Whether AI's current unreliability, the hallucinations and the confidently wrong answers, is a problem of this moment that better models will eventually solve, or whether it is structural, baked into what these systems fundamentally are, is the question this piece has been building towards.
The honest answer is that nobody knows. The serious predictive models, the ones running inside hospitals, hedge funds and defence departments, are considerably more reliable than anything available to a general user. The gap between what AI can do at its best and what most people experience it doing is, for now, enormous. That gap may close. It may not close completely. And the consequences of trusting a system that sounds certain when it isn't are, in some domains, considerable.

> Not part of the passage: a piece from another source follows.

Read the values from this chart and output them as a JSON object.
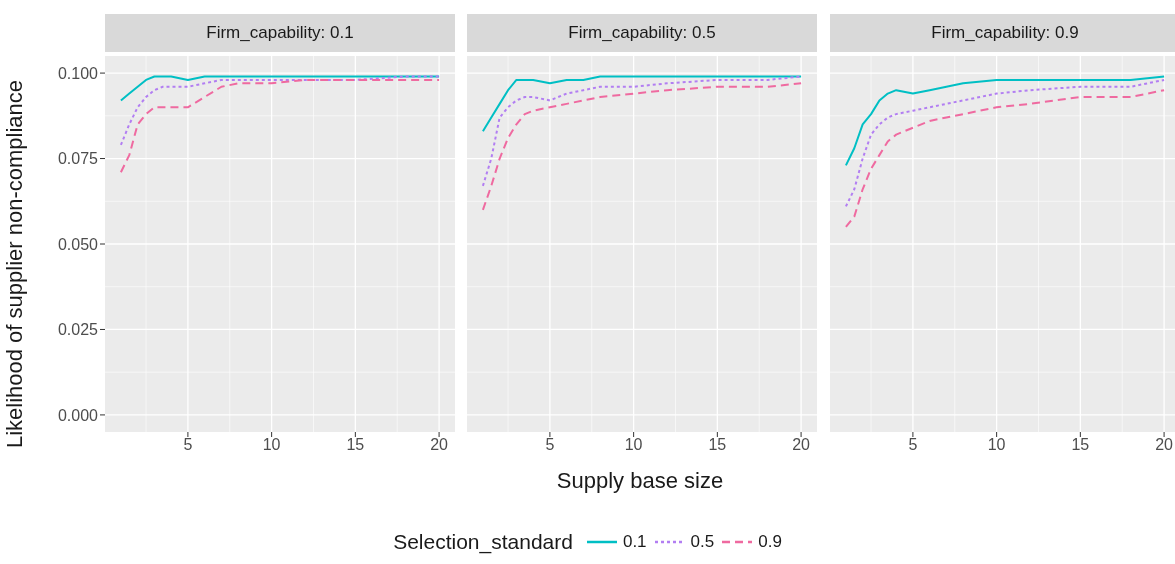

The ancients acted on prophecy without understanding the mechanism behind it. The riddles left room, a gap between the oracle's words and the decision that followed, and in that gap human judgement still operated. Precise prediction fills the gap entirely.
The ancient seers were consulted for thousands of years despite being unreliable, because the alternative was knowing nothing. We are not in that position. We have other tools. The question is whether we will use AI as one of them, carefully, or whether we will do what humans have always done with oracles, supply the confidence the answer lacks, and hear what we wanted to hear.
Frequently Asked Questions
Can AI actually predict the future?
AI can forecast probabilities based on patterns in historical data, which is genuinely useful for things like disease outbreaks, weather systems and market anomalies. It cannot predict specific, unprecedented events with certainty. The forecasts are statistical estimates, not revelations, however confident the output sounds.
How is AI similar to ancient oracles like the one at Delphi?
Both function as an authority people consult when they want reassurance about an uncertain decision. The Oracle at Delphi read omens and interpreted them through priests; AI reads historical data and interprets it through statistical models. In both cases, the questioner tends to supply the confidence the answer itself doesn't guarantee.
Why do AI predictions sound so confident even when they're wrong?
Large language models are trained on human-written text, so they reproduce the fluent, assertive tone of confident human writing regardless of how certain the underlying prediction actually is. That register is a property of the language, not a measure of the model's accuracy.
Who controls the AI systems used to make predictions?
A small number of technology companies build and control the most powerful predictive models, and governments, financial institutions and militaries rely on systems built by organisations with their own commercial and political interests. Access to predictive power has never been evenly distributed, in the ancient world or now.